Public lecture by Kim A. Wagner, Department of History, Queen Mary University of London.

Paper abstract

It is usually assumed that the inter- and post-war period saw an intensification of colonial violence, as imperial powers sought to maintain control in the face of increasing opposition from anti-colonial nationalism and other global forces. The late colonial state, however, only appears to have assumed more repressive forms, with increasing recourse to indiscriminate violence, if one assumes a perspective restricted to the twentieth century.
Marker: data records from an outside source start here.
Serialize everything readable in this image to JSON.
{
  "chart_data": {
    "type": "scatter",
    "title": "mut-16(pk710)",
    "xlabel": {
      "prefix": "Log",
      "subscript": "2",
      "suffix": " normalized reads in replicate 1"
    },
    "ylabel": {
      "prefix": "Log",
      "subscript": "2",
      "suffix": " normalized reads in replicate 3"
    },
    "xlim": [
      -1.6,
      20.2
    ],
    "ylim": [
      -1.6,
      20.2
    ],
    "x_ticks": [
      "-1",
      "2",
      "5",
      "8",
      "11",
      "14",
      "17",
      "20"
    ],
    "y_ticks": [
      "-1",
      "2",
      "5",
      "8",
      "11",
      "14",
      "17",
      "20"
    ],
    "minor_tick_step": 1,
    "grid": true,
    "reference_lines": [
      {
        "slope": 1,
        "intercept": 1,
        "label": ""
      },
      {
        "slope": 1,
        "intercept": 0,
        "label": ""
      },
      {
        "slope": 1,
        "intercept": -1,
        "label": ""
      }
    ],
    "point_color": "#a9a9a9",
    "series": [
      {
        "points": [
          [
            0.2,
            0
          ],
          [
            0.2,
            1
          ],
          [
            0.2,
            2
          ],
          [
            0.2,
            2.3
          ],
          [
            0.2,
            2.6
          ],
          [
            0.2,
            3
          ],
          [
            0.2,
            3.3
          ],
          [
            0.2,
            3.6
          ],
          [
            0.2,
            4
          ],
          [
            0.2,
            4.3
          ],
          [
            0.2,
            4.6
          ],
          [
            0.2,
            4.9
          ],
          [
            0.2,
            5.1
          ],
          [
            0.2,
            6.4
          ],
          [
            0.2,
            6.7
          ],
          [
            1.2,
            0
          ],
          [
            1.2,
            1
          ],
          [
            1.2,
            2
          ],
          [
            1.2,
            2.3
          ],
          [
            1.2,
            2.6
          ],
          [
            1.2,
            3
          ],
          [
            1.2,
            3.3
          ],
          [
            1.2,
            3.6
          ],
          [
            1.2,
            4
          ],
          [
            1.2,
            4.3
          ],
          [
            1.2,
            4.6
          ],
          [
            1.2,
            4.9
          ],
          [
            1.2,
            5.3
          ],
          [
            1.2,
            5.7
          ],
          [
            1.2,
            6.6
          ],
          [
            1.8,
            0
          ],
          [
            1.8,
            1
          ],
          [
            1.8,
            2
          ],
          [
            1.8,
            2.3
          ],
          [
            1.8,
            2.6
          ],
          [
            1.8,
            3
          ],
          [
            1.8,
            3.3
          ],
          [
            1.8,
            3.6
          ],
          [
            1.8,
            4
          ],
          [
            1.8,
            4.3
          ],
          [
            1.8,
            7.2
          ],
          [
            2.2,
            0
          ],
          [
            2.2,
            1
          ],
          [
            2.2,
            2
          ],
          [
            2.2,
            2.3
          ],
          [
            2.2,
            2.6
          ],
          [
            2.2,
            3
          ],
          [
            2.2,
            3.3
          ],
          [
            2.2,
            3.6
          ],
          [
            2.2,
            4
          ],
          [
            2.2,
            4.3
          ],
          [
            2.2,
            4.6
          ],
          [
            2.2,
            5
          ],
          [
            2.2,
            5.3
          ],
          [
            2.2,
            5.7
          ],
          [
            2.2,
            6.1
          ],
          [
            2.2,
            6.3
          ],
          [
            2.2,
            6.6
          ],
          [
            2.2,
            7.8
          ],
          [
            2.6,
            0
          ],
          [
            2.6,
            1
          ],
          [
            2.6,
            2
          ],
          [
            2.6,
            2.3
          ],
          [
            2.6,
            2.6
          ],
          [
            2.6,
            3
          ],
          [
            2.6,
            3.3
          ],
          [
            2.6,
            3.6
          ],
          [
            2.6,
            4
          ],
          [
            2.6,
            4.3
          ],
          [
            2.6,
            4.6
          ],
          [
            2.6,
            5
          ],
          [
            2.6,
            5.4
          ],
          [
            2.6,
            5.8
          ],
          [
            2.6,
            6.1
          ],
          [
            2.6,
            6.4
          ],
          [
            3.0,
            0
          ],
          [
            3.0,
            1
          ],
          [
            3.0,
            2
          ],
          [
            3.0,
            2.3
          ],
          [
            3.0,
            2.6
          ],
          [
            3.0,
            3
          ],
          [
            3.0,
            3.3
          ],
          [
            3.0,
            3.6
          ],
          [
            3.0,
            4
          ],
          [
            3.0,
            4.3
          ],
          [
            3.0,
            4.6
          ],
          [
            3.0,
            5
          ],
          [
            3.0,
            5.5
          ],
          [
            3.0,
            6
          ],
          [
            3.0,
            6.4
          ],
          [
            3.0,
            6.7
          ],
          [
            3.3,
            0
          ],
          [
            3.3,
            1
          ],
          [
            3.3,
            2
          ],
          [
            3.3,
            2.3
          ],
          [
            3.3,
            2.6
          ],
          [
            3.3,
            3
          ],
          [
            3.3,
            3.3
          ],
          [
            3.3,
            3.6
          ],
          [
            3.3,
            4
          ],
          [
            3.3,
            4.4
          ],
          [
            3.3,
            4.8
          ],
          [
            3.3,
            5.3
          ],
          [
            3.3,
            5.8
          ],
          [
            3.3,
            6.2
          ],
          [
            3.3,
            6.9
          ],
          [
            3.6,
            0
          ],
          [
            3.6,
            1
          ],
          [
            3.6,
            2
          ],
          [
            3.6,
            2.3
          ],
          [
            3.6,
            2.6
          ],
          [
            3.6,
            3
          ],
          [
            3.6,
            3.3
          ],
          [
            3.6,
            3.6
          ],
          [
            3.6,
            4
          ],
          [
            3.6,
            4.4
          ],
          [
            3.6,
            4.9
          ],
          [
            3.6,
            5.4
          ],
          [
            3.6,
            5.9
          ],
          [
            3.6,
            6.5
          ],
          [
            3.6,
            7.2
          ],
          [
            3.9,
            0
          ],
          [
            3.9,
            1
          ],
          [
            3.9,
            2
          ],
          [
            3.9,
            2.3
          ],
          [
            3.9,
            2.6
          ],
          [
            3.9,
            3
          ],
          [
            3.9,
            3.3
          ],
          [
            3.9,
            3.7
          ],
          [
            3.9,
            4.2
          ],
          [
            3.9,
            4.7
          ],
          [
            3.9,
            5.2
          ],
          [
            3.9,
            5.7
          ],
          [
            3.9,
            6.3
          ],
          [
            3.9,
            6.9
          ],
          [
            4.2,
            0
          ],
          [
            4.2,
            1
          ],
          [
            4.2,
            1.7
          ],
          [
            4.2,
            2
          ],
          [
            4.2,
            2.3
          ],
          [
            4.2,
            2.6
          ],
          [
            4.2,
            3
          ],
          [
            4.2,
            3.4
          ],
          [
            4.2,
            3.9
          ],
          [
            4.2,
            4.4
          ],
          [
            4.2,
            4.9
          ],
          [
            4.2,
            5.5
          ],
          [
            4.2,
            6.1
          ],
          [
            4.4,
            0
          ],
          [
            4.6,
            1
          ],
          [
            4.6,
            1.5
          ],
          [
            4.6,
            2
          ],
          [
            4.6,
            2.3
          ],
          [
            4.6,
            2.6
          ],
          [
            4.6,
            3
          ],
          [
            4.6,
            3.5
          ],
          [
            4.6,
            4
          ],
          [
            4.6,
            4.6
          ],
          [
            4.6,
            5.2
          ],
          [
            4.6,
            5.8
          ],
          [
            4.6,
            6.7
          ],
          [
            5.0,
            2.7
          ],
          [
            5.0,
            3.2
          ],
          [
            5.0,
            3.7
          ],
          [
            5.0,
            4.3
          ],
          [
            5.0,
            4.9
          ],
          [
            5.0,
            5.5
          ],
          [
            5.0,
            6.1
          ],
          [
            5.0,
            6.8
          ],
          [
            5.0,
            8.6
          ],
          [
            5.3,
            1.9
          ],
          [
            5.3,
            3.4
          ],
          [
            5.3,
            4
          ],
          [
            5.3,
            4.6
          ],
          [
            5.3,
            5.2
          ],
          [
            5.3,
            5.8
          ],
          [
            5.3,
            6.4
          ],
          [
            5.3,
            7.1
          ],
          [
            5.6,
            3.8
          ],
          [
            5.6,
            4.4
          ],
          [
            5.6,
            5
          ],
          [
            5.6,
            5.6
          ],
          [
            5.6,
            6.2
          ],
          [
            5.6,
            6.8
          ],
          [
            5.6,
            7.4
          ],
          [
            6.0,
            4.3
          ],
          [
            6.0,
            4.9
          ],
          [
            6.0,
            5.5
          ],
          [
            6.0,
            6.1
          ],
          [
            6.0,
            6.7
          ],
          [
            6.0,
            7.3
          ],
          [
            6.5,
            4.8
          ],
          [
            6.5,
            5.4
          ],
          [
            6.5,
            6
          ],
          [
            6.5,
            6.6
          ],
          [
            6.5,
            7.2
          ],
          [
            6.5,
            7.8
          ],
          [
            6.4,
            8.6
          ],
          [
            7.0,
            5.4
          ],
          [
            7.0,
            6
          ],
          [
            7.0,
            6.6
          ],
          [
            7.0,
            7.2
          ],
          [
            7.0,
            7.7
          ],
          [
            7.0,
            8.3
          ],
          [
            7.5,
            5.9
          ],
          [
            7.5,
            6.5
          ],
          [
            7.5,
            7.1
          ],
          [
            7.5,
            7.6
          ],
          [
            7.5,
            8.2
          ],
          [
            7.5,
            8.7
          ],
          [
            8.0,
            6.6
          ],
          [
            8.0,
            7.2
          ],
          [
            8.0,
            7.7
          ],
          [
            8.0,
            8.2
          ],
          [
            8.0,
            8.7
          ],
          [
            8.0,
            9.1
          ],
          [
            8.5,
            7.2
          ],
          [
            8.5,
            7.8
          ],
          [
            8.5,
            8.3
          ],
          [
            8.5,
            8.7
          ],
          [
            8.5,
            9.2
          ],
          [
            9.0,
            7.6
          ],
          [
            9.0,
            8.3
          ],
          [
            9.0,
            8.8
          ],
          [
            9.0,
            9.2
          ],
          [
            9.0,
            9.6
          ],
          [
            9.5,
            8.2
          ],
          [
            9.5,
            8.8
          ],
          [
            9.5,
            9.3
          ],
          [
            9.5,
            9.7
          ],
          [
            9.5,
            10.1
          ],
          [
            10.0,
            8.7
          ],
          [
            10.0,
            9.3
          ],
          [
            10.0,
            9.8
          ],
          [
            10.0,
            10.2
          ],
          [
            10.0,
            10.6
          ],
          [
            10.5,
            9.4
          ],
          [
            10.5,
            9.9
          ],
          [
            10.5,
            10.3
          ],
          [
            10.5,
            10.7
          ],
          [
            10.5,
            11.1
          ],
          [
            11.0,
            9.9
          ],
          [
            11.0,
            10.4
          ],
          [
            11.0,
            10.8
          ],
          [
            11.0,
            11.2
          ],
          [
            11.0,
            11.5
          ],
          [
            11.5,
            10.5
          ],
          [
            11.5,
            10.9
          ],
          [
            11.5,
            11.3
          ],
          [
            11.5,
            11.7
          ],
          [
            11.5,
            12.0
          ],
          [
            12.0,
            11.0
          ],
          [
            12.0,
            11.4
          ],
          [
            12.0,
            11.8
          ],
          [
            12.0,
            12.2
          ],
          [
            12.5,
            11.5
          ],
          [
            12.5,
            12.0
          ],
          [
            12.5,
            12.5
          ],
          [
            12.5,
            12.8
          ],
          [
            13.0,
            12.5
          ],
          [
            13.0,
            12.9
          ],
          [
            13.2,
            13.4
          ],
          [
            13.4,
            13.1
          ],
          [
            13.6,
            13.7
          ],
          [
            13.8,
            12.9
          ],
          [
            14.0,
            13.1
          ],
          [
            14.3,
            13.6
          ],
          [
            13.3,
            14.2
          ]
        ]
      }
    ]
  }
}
This paper seeks to recast the Amritsar Massacre, and the violence of decolonization more generally, within the longer history of colonial spectacles of exemplary punishment.

Bio

Kim A. Wagner is Senior Lecturer in British Imperial History, Department of History, Queen Mary University of London. Wagner completed a Ph.D. in South Asian history at the University of Cambridge in 2003. He was a Junior Research Fellow at King’s College, Cambridge (2004-2008), and taught history at Edinburgh and Birmingham before joining Queen Mary in 2012. His recent publications include The Great Fear of 1857: Rumours, Conspiracies and the Making of the Indian Uprising (2010) and 'Treading Upon Fires’: The ‘Mutiny’-Motif and Colonial Anxieties in British India’, Past & Present (2013).